How are you going to spend this next year preparing for the international Bocuse d’Or competition in Lyon?
First of all, the host of coaches and support I have is like a culinary dream team with Thomas Keller, Daniel Boulud, Gavin Kaysen, Gabriel Kreuther, Grant Achatz — it’s really a culinary powerhouse. So that certainly gives you a high degree of comfort, knowing you have these incredible resources. But also the expectation is obviously very high, so I think it’s going to be a lot of research and development. It’s essentially going to be another full-time job with all of the practicing I’m going to be doing. But I think one of the neatest things we’re doing is actually re-creating the kitchen in Lyon here at The Greenbrier. They’re going to be sending me a duplicate set of equipment here at the hotel, and we’re going to be setting up the kitchen here in the old bunker — we have an old bunker in the hotel, believe it or not, that was built in the case of a nuclear fallout. And in that bunker is a kitchen that we no longer use, so we’re going to convert that into a replica of the kitchen you’d find in Lyon.
Who do you look up to in the culinary world?
Everyone that’s involved in this, Daniel Boulud, Thomas Keller — they obviously have made incredible contributions to the craft, but I’ve been very influenced by my grandparents over the years. One is German, one is Italian and they kind of nurtured my love for food. But in the industry though, I’ve always admired the very chefs that I’ve had the opportunity here to be working with, so in essence it’s a chef’s dream come true to be able to do this.
What is your food philosophy?
I think a lot of chefs talk farm to table and about fresh ingredients, and that’s great, but in my opinion, that should be just a principle that all chefs should follow. I’m very much a technician and someone that pays a lot of attention to the craft itself — that is, the very technically sound application of recipes. I use a blend of very classical recipes with very modern techniques. It’s almost like you have to have Escoffier in one hand — which is a classical French cookbook — and then in the other hand, you have to have a heating immersion circulator — which is a high-tech piece of cooking equipment. So in other words, it’s like having a very modern approach but also paying homage to timeless techniques and recipes of the past. And that is very much what I do here at The Greenbrier, a 200-year-old resort. And in many cases, I’m charged with the responsibility to reinvent the old and make it new again. So all of your preparation should be met with the guiding principle that it should be delicious.
What are some of your favorite cities that you’ve traveled to and why?

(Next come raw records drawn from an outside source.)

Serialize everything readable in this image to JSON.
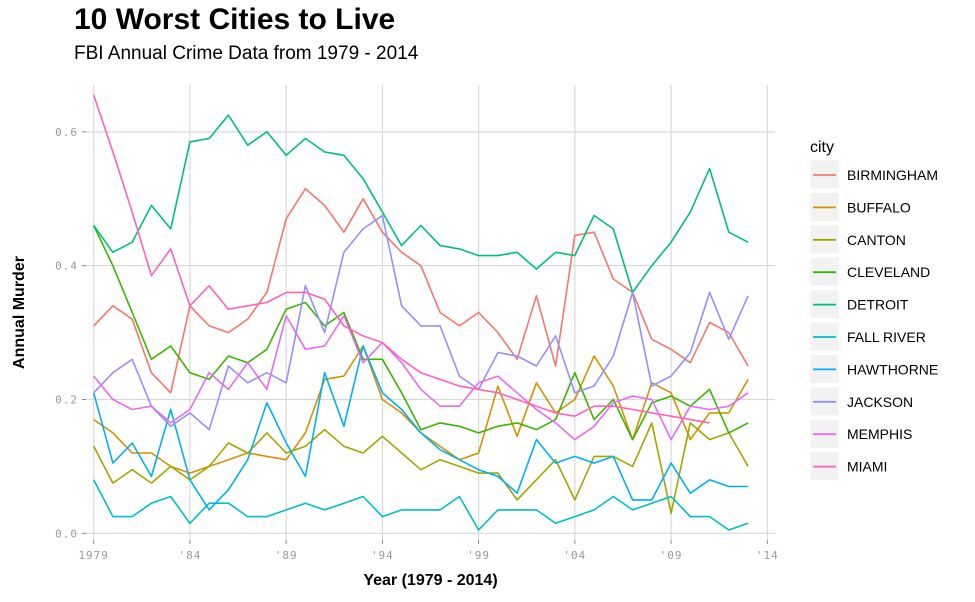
{
  "chart_data": {
    "type": "line",
    "title": "10 Worst Cities to Live",
    "subtitle": "FBI Annual Crime Data from 1979 - 2014",
    "xlabel": "Year (1979 - 2014)",
    "ylabel": "Annual Murder",
    "xlim": [
      1978.6,
      2014.4
    ],
    "ylim": [
      -0.01,
      0.67
    ],
    "x_ticks": [
      1979,
      1984,
      1989,
      1994,
      1999,
      2004,
      2009,
      2014
    ],
    "x_tick_labels": [
      "1979",
      "'84",
      "'89",
      "'94",
      "'99",
      "'04",
      "'09",
      "'14"
    ],
    "y_ticks": [
      0.0,
      0.2,
      0.4,
      0.6
    ],
    "y_tick_labels": [
      "0.0",
      "0.2",
      "0.4",
      "0.6"
    ],
    "grid": true,
    "legend_position": "right",
    "legend_title": "city",
    "series": [
      {
        "name": "BIRMINGHAM",
        "color": "#F8766D",
        "start": 1979,
        "values": [
          0.31,
          0.34,
          0.32,
          0.24,
          0.21,
          0.34,
          0.31,
          0.3,
          0.32,
          0.36,
          0.47,
          0.515,
          0.49,
          0.45,
          0.5,
          0.45,
          0.42,
          0.4,
          0.33,
          0.31,
          0.33,
          0.3,
          0.26,
          0.355,
          0.25,
          0.445,
          0.45,
          0.38,
          0.36,
          0.29,
          0.275,
          0.255,
          0.315,
          0.3,
          0.25
        ]
      },
      {
        "name": "BUFFALO",
        "color": "#D89000",
        "start": 1979,
        "values": [
          0.17,
          0.15,
          0.12,
          0.12,
          0.1,
          0.09,
          0.1,
          0.11,
          0.12,
          0.115,
          0.11,
          0.15,
          0.23,
          0.235,
          0.28,
          0.2,
          0.18,
          0.15,
          0.13,
          0.11,
          0.12,
          0.22,
          0.145,
          0.225,
          0.18,
          0.2,
          0.265,
          0.22,
          0.14,
          0.225,
          0.21,
          0.14,
          0.18,
          0.18,
          0.23
        ]
      },
      {
        "name": "CANTON",
        "color": "#A3A500",
        "start": 1979,
        "values": [
          0.13,
          0.075,
          0.095,
          0.075,
          0.1,
          0.08,
          0.1,
          0.135,
          0.12,
          0.15,
          0.12,
          0.13,
          0.155,
          0.13,
          0.12,
          0.145,
          0.12,
          0.095,
          0.11,
          0.1,
          0.09,
          0.09,
          0.05,
          0.08,
          0.11,
          0.05,
          0.115,
          0.115,
          0.1,
          0.165,
          0.03,
          0.165,
          0.14,
          0.15,
          0.1
        ]
      },
      {
        "name": "CLEVELAND",
        "color": "#39B600",
        "start": 1979,
        "values": [
          0.46,
          0.4,
          0.33,
          0.26,
          0.28,
          0.24,
          0.23,
          0.265,
          0.255,
          0.275,
          0.335,
          0.345,
          0.31,
          0.33,
          0.26,
          0.26,
          0.21,
          0.155,
          0.165,
          0.16,
          0.15,
          0.16,
          0.165,
          0.155,
          0.17,
          0.24,
          0.17,
          0.2,
          0.14,
          0.195,
          0.205,
          0.19,
          0.215,
          0.15,
          0.165
        ]
      },
      {
        "name": "DETROIT",
        "color": "#00BF7D",
        "start": 1979,
        "values": [
          0.46,
          0.42,
          0.435,
          0.49,
          0.455,
          0.585,
          0.59,
          0.625,
          0.58,
          0.6,
          0.565,
          0.59,
          0.57,
          0.565,
          0.53,
          0.48,
          0.43,
          0.46,
          0.43,
          0.425,
          0.415,
          0.415,
          0.42,
          0.395,
          0.42,
          0.415,
          0.475,
          0.455,
          0.36,
          0.4,
          0.435,
          0.48,
          0.545,
          0.45,
          0.435
        ]
      },
      {
        "name": "FALL RIVER",
        "color": "#00BFC4",
        "start": 1979,
        "values": [
          0.08,
          0.025,
          0.025,
          0.045,
          0.055,
          0.015,
          0.045,
          0.045,
          0.025,
          0.025,
          0.035,
          0.045,
          0.035,
          0.045,
          0.055,
          0.025,
          0.035,
          0.035,
          0.035,
          0.055,
          0.005,
          0.035,
          0.035,
          0.035,
          0.015,
          0.025,
          0.035,
          0.055,
          0.035,
          0.045,
          0.055,
          0.025,
          0.025,
          0.005,
          0.015
        ]
      },
      {
        "name": "HAWTHORNE",
        "color": "#00B0F6",
        "start": 1979,
        "values": [
          0.21,
          0.105,
          0.135,
          0.085,
          0.185,
          0.08,
          0.035,
          0.065,
          0.11,
          0.195,
          0.135,
          0.085,
          0.24,
          0.16,
          0.28,
          0.21,
          0.185,
          0.15,
          0.125,
          0.11,
          0.095,
          0.085,
          0.06,
          0.14,
          0.105,
          0.115,
          0.105,
          0.115,
          0.05,
          0.05,
          0.105,
          0.06,
          0.08,
          0.07,
          0.07
        ]
      },
      {
        "name": "JACKSON",
        "color": "#9590FF",
        "start": 1979,
        "values": [
          0.21,
          0.24,
          0.26,
          0.19,
          0.16,
          0.18,
          0.155,
          0.25,
          0.225,
          0.24,
          0.225,
          0.37,
          0.3,
          0.42,
          0.455,
          0.475,
          0.34,
          0.31,
          0.31,
          0.235,
          0.215,
          0.27,
          0.265,
          0.25,
          0.295,
          0.21,
          0.22,
          0.265,
          0.36,
          0.22,
          0.235,
          0.27,
          0.36,
          0.29,
          0.355
        ]
      },
      {
        "name": "MEMPHIS",
        "color": "#E76BF3",
        "start": 1979,
        "values": [
          0.235,
          0.2,
          0.185,
          0.19,
          0.165,
          0.185,
          0.24,
          0.215,
          0.255,
          0.215,
          0.325,
          0.275,
          0.28,
          0.325,
          0.255,
          0.285,
          0.255,
          0.215,
          0.19,
          0.19,
          0.225,
          0.235,
          0.21,
          0.185,
          0.165,
          0.14,
          0.16,
          0.195,
          0.205,
          0.2,
          0.14,
          0.19,
          0.185,
          0.19,
          0.21
        ]
      },
      {
        "name": "MIAMI",
        "color": "#FF62BC",
        "start": 1979,
        "values": [
          0.655,
          0.57,
          0.48,
          0.385,
          0.425,
          0.34,
          0.37,
          0.335,
          0.34,
          0.345,
          0.36,
          0.36,
          0.35,
          0.31,
          0.295,
          0.285,
          0.26,
          0.24,
          0.23,
          0.22,
          0.215,
          0.21,
          0.2,
          0.19,
          0.18,
          0.175,
          0.19,
          0.19,
          0.185,
          0.18,
          0.175,
          0.17,
          0.165
        ]
      }
    ]
  }
}
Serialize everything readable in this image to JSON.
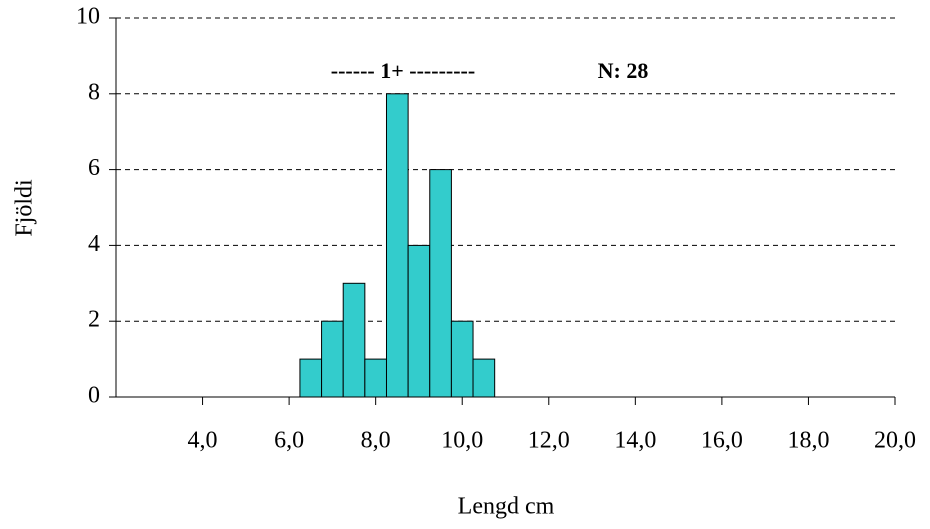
{
  "chart_data": {
    "type": "histogram",
    "annotations": [
      "------  1+ ---------",
      "N:  28"
    ],
    "xlabel": "Lengd cm",
    "ylabel": "Fjöldi",
    "bins": [
      6.25,
      6.75,
      7.25,
      7.75,
      8.25,
      8.75,
      9.25,
      9.75,
      10.25,
      10.75
    ],
    "values": [
      1,
      2,
      3,
      1,
      8,
      4,
      6,
      2,
      1
    ],
    "color": "#33cccc",
    "xlim": [
      2,
      20
    ],
    "ylim": [
      0,
      10
    ],
    "xticks": [
      {
        "value": 4,
        "label": "4,0"
      },
      {
        "value": 6,
        "label": "6,0"
      },
      {
        "value": 8,
        "label": "8,0"
      },
      {
        "value": 10,
        "label": "10,0"
      },
      {
        "value": 12,
        "label": "12,0"
      },
      {
        "value": 14,
        "label": "14,0"
      },
      {
        "value": 16,
        "label": "16,0"
      },
      {
        "value": 18,
        "label": "18,0"
      },
      {
        "value": 20,
        "label": "20,0"
      }
    ],
    "yticks": [
      0,
      2,
      4,
      6,
      8,
      10
    ],
    "grid": true
  }
}
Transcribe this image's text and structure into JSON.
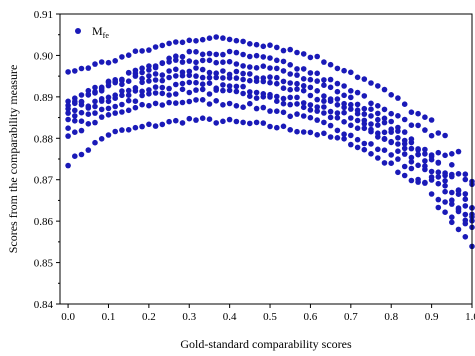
{
  "chart_data": {
    "type": "scatter",
    "xlabel": "Gold-standard comparability scores",
    "ylabel": "Scores from the comparability measure",
    "xlim": [
      -0.02,
      1.0
    ],
    "ylim": [
      0.84,
      0.91
    ],
    "x_ticks": [
      "0.0",
      "0.1",
      "0.2",
      "0.3",
      "0.4",
      "0.5",
      "0.6",
      "0.7",
      "0.8",
      "0.9",
      "1.0"
    ],
    "y_ticks": [
      "0.84",
      "0.85",
      "0.86",
      "0.87",
      "0.88",
      "0.89",
      "0.90",
      "0.91"
    ],
    "grid": false,
    "legend": {
      "position": "top-left",
      "label_main": "M",
      "label_sub": "fe",
      "marker_color": "#1a1ab8"
    },
    "marker_color": "#1a1ab8",
    "series": [
      {
        "name": "M_fe",
        "curves": [
          {
            "x": [
              0.0,
              0.1,
              0.2,
              0.3,
              0.4,
              0.5,
              0.6,
              0.7,
              0.8,
              0.9,
              1.0
            ],
            "y": [
              0.874,
              0.881,
              0.883,
              0.8845,
              0.884,
              0.883,
              0.8815,
              0.879,
              0.8735,
              0.8665,
              0.8545
            ]
          },
          {
            "x": [
              0.0,
              0.1,
              0.2,
              0.3,
              0.4,
              0.5,
              0.6,
              0.7,
              0.8,
              0.9,
              1.0
            ],
            "y": [
              0.8805,
              0.8855,
              0.888,
              0.889,
              0.8885,
              0.887,
              0.8845,
              0.881,
              0.876,
              0.8685,
              0.857
            ]
          },
          {
            "x": [
              0.0,
              0.1,
              0.2,
              0.3,
              0.4,
              0.5,
              0.6,
              0.7,
              0.8,
              0.9,
              1.0
            ],
            "y": [
              0.883,
              0.8875,
              0.8905,
              0.8915,
              0.891,
              0.8895,
              0.887,
              0.8835,
              0.8785,
              0.871,
              0.8595
            ]
          },
          {
            "x": [
              0.0,
              0.1,
              0.2,
              0.3,
              0.4,
              0.5,
              0.6,
              0.7,
              0.8,
              0.9,
              1.0
            ],
            "y": [
              0.8845,
              0.8895,
              0.892,
              0.893,
              0.8925,
              0.891,
              0.8885,
              0.885,
              0.8795,
              0.872,
              0.8605
            ]
          },
          {
            "x": [
              0.0,
              0.1,
              0.2,
              0.3,
              0.4,
              0.5,
              0.6,
              0.7,
              0.8,
              0.9,
              1.0
            ],
            "y": [
              0.886,
              0.8905,
              0.8935,
              0.895,
              0.8945,
              0.893,
              0.8905,
              0.8865,
              0.881,
              0.8735,
              0.862
            ]
          },
          {
            "x": [
              0.0,
              0.1,
              0.2,
              0.3,
              0.4,
              0.5,
              0.6,
              0.7,
              0.8,
              0.9,
              1.0
            ],
            "y": [
              0.8875,
              0.8925,
              0.8955,
              0.8965,
              0.896,
              0.8945,
              0.892,
              0.888,
              0.8825,
              0.875,
              0.8635
            ]
          },
          {
            "x": [
              0.0,
              0.1,
              0.2,
              0.3,
              0.4,
              0.5,
              0.6,
              0.7,
              0.8,
              0.9,
              1.0
            ],
            "y": [
              0.8885,
              0.8935,
              0.897,
              0.899,
              0.8985,
              0.897,
              0.894,
              0.8895,
              0.884,
              0.8765,
              0.865
            ]
          },
          {
            "x": [
              0.0,
              0.1,
              0.2,
              0.3,
              0.4,
              0.5,
              0.6,
              0.7,
              0.8,
              0.9,
              1.0
            ],
            "y": [
              0.8875,
              0.893,
              0.8975,
              0.9005,
              0.9005,
              0.899,
              0.896,
              0.8915,
              0.8865,
              0.8795,
              0.868
            ]
          },
          {
            "x": [
              0.0,
              0.1,
              0.2,
              0.3,
              0.4,
              0.5,
              0.6,
              0.7,
              0.8,
              0.9,
              1.0
            ],
            "y": [
              0.896,
              0.8985,
              0.9015,
              0.904,
              0.904,
              0.9025,
              0.9,
              0.896,
              0.8905,
              0.883,
              0.871
            ]
          }
        ]
      }
    ]
  }
}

I love traveling, and all of the competitions have taken me to lots of neat cities. I think one of the coolest was Trier, Germany. I like a lot of the cities in Germany because they have so much character — and this is very true of a lot of places in Europe — but I really enjoyed walking through the streets and looking at the structures and buildings. It’s almost like every structure told a story, and I found myself very captivated by the buildings and the history. It’s almost like, “If those walls could speak, what would they say?”